Autocollant Nice-Matin aperçu dans "Le Gendarme et les extra-terrestres" en 1978

 

- Dans votre billet, vous expliquez que votre fille de 10 ans regarde aujourd'hui ses films et l'imite souvent ? Comment expliquez-vous sa popularité actuelle ?

- De Funès a toujours dit qu'il souhaitait tourner des films que les enfants puissent voir. Pour lui, ils étaient son public numéro un et d'ailleurs si l'on se penche sur les personnages qu'il joue, on constate qu'ils conservent une grande part d'enfance. Il ne faisait pas de grimaces mais reproduisait bien les expressions humaines et les enfants savent très bien observer le spectacle humain. On peut rapprocher son type de comique de celui de Guignol qui est intemporel. Il y a beaucoup de premier degré et les petits y sont sensibles. A mon sens, la force première de Louis de Funès reste d'avoir réussi à caricaturer les grandes personnes sous un aspect "bande dessinée" accessible à tous. On a beaucoup parlé de Jeanne de Funès, sa femme, comme d'une emmerdeuse sur les plateaux. Mais sur certains points elle avait parfaitement raison. Je pense notamment que sa volonté de mettre en avant les yeux bleus de son mari a grandement contribué à son succès auprès des enfants. Son regard est à la fois apaisant et parfois très gamin. Je pense que s'il a réussi à rendre sympathique des personnages odieux, ce regard y est pour beaucoup. J'avais d'ailleurs posé la question à Patrick de Funès, je souhaitais connaître son avis sur le succès ininterrompu de son père. Selon lui, à la différence d'un Fernandel qui a tourné dans de nombreux mauvais films jusqu'à la fin de sa carrière, Louis de Funès a su faire le tri à partir des années 60 et ne retenir que les meilleurs scénarii. Il est vrai que, dans l'ensemble, on trouve une certaine homogénéité de ses films à partir de cette époque.

 

- Peut-on dire que Louis de Funès participe encore aujourd'hui, à son échelle, au rayonnement économique de la région ?

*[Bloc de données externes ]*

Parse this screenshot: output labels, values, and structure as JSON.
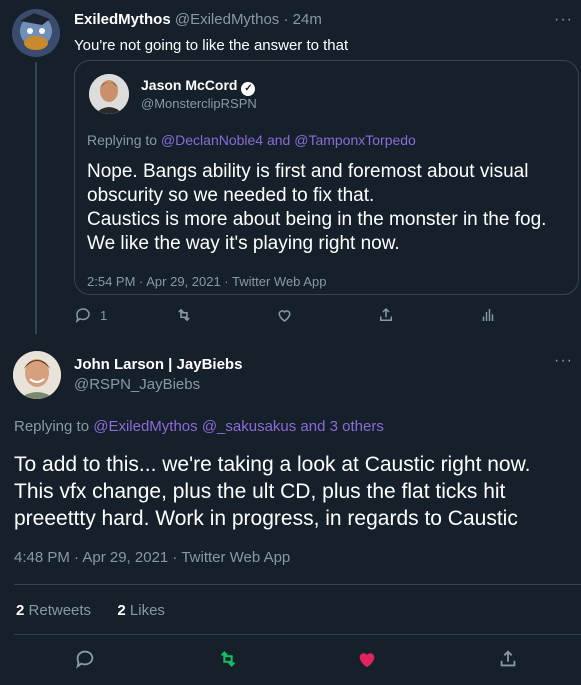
{
  "reply_tweet": {
    "display_name": "ExiledMythos",
    "handle": "@ExiledMythos",
    "separator": "·",
    "time": "24m",
    "text": "You're not going to like the answer to that",
    "reply_count": "1",
    "quoted": {
      "display_name": "Jason McCord",
      "handle": "@MonsterclipRSPN",
      "replying_prefix": "Replying to",
      "replying_users": "@DeclanNoble4 and @TamponxTorpedo",
      "body_lines": [
        "Nope. Bangs ability is first and foremost about visual",
        "obscurity so we needed to fix that.",
        "Caustics is more about being in the monster in the fog.",
        "We like the way it's playing right now."
      ],
      "meta": "2:54 PM · Apr 29, 2021 · Twitter Web App"
    }
  },
  "main_tweet": {
    "display_name": "John Larson | JayBiebs",
    "handle": "@RSPN_JayBiebs",
    "replying_prefix": "Replying to",
    "replying_users": "@ExiledMythos @_sakusakus and 3 others",
    "body_lines": [
      "To add to this... we're taking a look at Caustic right now.",
      "This vfx change, plus the ult CD, plus the flat ticks hit",
      "preeettty hard. Work in progress, in regards to Caustic"
    ],
    "meta": "4:48 PM · Apr 29, 2021 · Twitter Web App",
    "retweets_count": "2",
    "retweets_label": "Retweets",
    "likes_count": "2",
    "likes_label": "Likes"
  },
  "icons": {
    "more": "more-icon",
    "reply": "reply-icon",
    "retweet": "retweet-icon",
    "like": "like-icon",
    "share": "share-icon",
    "analytics": "analytics-icon",
    "verified": "verified-icon"
  },
  "colors": {
    "background": "#15202b",
    "muted": "#8899a6",
    "link": "#8b6bd6",
    "border": "#38444d",
    "retweet_active": "#17bf63",
    "like_active": "#e0245e"
  }
}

- Je pense que le sud garde deux icônes : Brigitte Bardot et Louis de Funès. La quasi-totalité des touristes cherchent la gendarmerie lorsqu'ils sont à Saint-Tropez. Ce n'est pas anodin. On ne compte pas non plus les produits dérivés. On ne peut que se réjouir de l'initiative de monter un musée dédié aux Gendarmes dans l'ancienne gendarmerie de Saint-Tropez. En revanche, je m'étonne toujours qu'aucune rue ou place ne porte le nom de Louis de Funès ! Il serait temps car il est toujours présent dans l'inconscient populaire. Vous n'avez qu'à voir le record d'audience que vient de faire "Rabbi Jacob", diffusé pour la énième fois à la télévision. Comment expliquer ce succès ? Certainement parce que chacun de nous se retrouve dans son personnage. Nous avons tous été au moins une fois dans notre vie lâche face à un puissant et tyrannique devant une personne sur laquelle nous possédions une certaine autorité. Les gens peuvent facilement s'identifier à lui, il représente l'image d'une société et force est de constater qu'elle n'a pas tellement changé depuis toutes ces années. De Funès avait un talent d'observation et un regard juste, certes caricaturé, mais une caricature juste.

 

- Beaucoup ont dit qu'il aurait été merveilleux dans des rôles plus tragiques, quel est votre avis ?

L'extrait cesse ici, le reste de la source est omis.